Friday, September 26, 2008 Dossier: Bill promotes artificial birth control methods By Rep. Raul del Mar
(Interpellation and debate on the Reproductive Health Bill started last Monday at the House of Representatives. Deputy
Speaker Raul V. del Mar first took the floor.)
Allow me to make some preliminary statements before my questions.
Firstly, let me categorically state that I am pro-life, quality life especially, pro-family and pro-choice as well, informed already included in the word choice.
And yes, I am against the subject measure: House Bill No. 5043.
I got to hand it to the principal authors and sponsors for having neatly packaged this measure with a title that will gain the support of practically everybody.
For how can anybody argue against a measure strategically titled “An Act Providing for a National Policy on Reproductive Health, Responsible Parenthood and Population Development, and for Other Purposes.”
The strategy worked, soliciting the signatures of more than 90 of our colleagues to co-author the measure.
But if the focus of the proposed legislation, as its title suggests, is on “reproductive health,” “responsible parenthood” and “population development,” then the bill is totally unnecessary and deceptive, as these are already in place and pursued under existing programs, both by private and public initiatives.
Not new
Responsible Parenthood--This is certainly not something new.
This is essentially all about parents and children, about having a family and children.
It is our way of life.
All of us grew up in a family, we learned this at home, in school, in community gatherings, even in government seminars and NGO activities.
There is no need to legislate how to be a responsible parent.

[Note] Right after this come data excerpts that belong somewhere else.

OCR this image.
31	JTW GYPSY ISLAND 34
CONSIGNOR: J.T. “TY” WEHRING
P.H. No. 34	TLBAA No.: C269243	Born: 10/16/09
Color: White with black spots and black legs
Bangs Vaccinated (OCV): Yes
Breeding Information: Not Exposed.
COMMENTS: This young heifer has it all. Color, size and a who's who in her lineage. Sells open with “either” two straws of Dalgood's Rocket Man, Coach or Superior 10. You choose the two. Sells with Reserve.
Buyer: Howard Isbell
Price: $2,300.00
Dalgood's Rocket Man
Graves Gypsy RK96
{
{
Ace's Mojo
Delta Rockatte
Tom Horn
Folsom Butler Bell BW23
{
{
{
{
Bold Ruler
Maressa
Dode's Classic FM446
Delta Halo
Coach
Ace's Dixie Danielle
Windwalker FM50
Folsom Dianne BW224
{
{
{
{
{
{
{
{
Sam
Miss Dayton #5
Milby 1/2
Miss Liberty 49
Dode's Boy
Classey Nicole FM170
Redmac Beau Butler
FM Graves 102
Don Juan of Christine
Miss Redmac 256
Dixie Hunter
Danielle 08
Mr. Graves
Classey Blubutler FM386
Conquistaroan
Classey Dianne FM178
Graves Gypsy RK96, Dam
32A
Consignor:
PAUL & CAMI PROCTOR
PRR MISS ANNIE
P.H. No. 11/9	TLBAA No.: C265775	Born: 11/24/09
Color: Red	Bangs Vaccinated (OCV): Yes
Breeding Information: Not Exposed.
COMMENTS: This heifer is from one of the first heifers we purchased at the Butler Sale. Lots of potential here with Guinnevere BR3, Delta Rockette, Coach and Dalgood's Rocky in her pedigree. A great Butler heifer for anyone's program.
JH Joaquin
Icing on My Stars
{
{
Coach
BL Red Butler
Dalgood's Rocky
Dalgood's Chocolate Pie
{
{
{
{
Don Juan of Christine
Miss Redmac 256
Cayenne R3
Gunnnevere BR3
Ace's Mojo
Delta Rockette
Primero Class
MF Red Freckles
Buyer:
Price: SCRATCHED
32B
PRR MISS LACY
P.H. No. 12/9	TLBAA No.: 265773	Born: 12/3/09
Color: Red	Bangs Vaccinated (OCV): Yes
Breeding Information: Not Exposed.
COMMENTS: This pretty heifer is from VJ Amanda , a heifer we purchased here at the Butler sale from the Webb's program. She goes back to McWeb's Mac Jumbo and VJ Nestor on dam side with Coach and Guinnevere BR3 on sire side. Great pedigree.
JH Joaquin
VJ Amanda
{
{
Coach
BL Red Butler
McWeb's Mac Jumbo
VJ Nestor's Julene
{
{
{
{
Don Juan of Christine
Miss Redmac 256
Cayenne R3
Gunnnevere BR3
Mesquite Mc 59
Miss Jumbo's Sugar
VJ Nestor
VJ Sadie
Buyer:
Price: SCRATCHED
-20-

On population development programs, we have had them since the ‘70s.
These programs, funded by our government and by international agencies and several donor countries, are very much in place.
Reproductive health care programs are ongoing.
We have family planning methods, health education, maternal and child health and nutrition, family planning services, breastfeeding programs, prevention of breast cancers, treatment of infertility.
It’s a question of giving them more focus.
Informed choice
Principal author Edcel Lagman stated in his sponsorship speech last Wednesday that “verily, the heart and soul of the bill is freedom of informed choice. Neither the state nor the church has the authority to impose its preference or will on the citizens or the faithful.”
But informed choice has long been the practice.
Access to contraceptives is free and unrestricted.
Despite the WHO cancer-research finding that oral contraceptives cause breast, liver and cervical cancer, none of these items have been banned by law.
None of these are even required to be labeled as “cancer-causing” or “hazardous to women’s health.”
Even abortifacients (drugs that induce abortion) are openly sold as plain contraceptives, without any warning whatsoever about their abortion-causing qualities.
Just as no one is prohibited by law from using contraceptives, no one is barred from getting sterilized if they want it.
In fact, health workers are the ones campaigning that men undergo vasectomy and women get ligated.
Neither is anyone restrained from making a fool of themselves and telling the Church to change its position on the subject because they will not stop defying it.
Indeed, the Church continues to teach that contraception and sterilization are intrinsically evil.
But the Church will not strong-arm anyone into following its teachings on reproductive health.
Thus, so many women will freely take contraceptives while imagining themselves to be still “good Catholics.”
This helps to explain the national contraception prevalence rate of 50 percent.
Deceptive
Now if Church law has not prevented “Catholic” women from “contracepting” and no civil statute prevents them from doing the same thing, what is the necessity of the proposed law, assuming such law could be moral and constitutional?
That would be clearly pushing an open door.
That is why the proposed law is deceptive.
So there’s really no problem – couples are absolutely free to choose which method of family planning they wish, natural or artificial.
If they want the natural method, nobody will stop and force them to instead use the artificial method nor can anybody force those who wish to use the artificial method to stop and instead use the natural method.